10) The work focuses on somite stages 12-14. It would be good to discuss how general these results are for different stages of neural column development.

We added four sentences to the third paragraph of the Discussion to elaborate on this topic.

Reviewer #2:

[…] This manuscript is dense with a somewhat complicated story, especially for readers who might not be well-versed in developmental biology. To help readers understand the significant findings and conclusions from this work, it is recommended that the authors add a new first paragraph to the Discussion. This paragraph would briefly state the 3 or 4 main conclusions from their work. They can then use the remainder of the Discussion to say more about these conclusions. In the current version, readers are left more or less to their own devices to suss out what the key findings/conclusions are.

We modified the Discussion section to include the following paragraph to briefly state our main conclusions and help the readers:

“Here we find that inter-tissue adhesion, mediated by a Fibronectin matrix, mechanically couples the neural tube and adjacent mesoderm. […] Thus, Fibronectin functions as a ‘smart adhesive’ that continually remodels to where it is most needed.”

[Editors' note: further revisions were suggested prior to acceptance, as described below.]

The manuscript has been improved but we ask you to deal with one final concern.

The authors can improve the Discussion of the paper by clearly stating the 3 or 4 key experimental conclusions from the results that lead to the lap joint model. Examples of experimental conclusions include the following but it is up to the authors to decide what is most relevant – integrin mutants exhibit a narrower neural tube implicating cell-Fibronectin matrix adhesion in constraining neural tube convergence; in vivo testing of predictions from computational modeling support a role for Fibronectin matrix as an adhesive at the PSM-neural tube interface; symmetry depends on the balance of forces arising from NT convergence and cell-matrix adhesion and is lost when cell-Fibronectin interactions are perturbed. The final conclusion could be made more accessible to a broad audience by elaborating a bit. For example, is it accurate to say that the results show Fibronectin matrix determines the symmetric morphogenesis of the spinal cord and suggest a lap joint model for Fibronectin matrix as an adhesive at the PSM-neural tube interface?

The Editors made two suggestions regarding the Discussion section of the prior submission. The first suggestion was to provide an explication of the evidence supporting the lap joint model. We now provide this information in the second paragraph of the Discussion. The second suggestion was to restate the major conclusions in more general terms, which we now do in a new paragraph that concludes the Discussion.

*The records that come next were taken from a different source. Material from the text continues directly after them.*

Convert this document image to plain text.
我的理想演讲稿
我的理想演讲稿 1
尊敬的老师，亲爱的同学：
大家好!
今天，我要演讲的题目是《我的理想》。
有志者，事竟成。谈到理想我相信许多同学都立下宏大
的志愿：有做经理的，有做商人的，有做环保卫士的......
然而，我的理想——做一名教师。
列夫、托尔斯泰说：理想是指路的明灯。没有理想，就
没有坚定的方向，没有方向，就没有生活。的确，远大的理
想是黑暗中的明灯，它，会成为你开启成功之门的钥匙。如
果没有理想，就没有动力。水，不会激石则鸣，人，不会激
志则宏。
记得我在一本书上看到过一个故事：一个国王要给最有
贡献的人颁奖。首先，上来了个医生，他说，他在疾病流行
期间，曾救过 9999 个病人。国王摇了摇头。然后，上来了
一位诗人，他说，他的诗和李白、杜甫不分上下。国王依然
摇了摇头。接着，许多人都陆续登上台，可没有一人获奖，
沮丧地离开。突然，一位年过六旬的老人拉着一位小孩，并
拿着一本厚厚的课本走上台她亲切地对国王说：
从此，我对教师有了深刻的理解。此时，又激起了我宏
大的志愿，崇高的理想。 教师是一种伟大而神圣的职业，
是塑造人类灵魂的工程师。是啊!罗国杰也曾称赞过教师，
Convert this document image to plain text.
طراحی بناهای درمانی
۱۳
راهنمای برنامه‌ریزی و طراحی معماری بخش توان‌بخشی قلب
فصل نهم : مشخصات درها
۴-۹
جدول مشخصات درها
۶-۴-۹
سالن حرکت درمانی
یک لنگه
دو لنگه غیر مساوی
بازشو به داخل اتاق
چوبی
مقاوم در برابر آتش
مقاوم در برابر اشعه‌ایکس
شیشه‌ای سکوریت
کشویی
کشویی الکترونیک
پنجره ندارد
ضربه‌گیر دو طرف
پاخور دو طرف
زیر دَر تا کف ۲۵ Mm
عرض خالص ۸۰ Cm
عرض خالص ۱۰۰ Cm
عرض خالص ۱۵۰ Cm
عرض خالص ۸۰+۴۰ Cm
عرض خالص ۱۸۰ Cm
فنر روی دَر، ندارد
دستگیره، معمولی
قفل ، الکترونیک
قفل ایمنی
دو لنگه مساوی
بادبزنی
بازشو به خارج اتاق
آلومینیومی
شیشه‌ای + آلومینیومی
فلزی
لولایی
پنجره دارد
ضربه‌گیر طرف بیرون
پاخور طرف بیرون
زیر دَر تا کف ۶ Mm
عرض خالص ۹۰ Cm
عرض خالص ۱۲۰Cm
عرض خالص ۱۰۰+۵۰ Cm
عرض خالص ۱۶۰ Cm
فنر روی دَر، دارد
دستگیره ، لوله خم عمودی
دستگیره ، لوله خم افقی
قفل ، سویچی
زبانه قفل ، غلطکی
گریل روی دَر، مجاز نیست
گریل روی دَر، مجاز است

We used ‘track changes’ to highlight the revisions in the Discussion section. The first three paragraphs have been substantially edited and the last paragraph is new. The second to last and third to last paragraphs were moved so that they follow the paragraph on spina bifida, rather than preceding the spina bifida paragraph as in the prior version of the manuscript. We think that this new organization of the Discussion helps address the Editorial comments.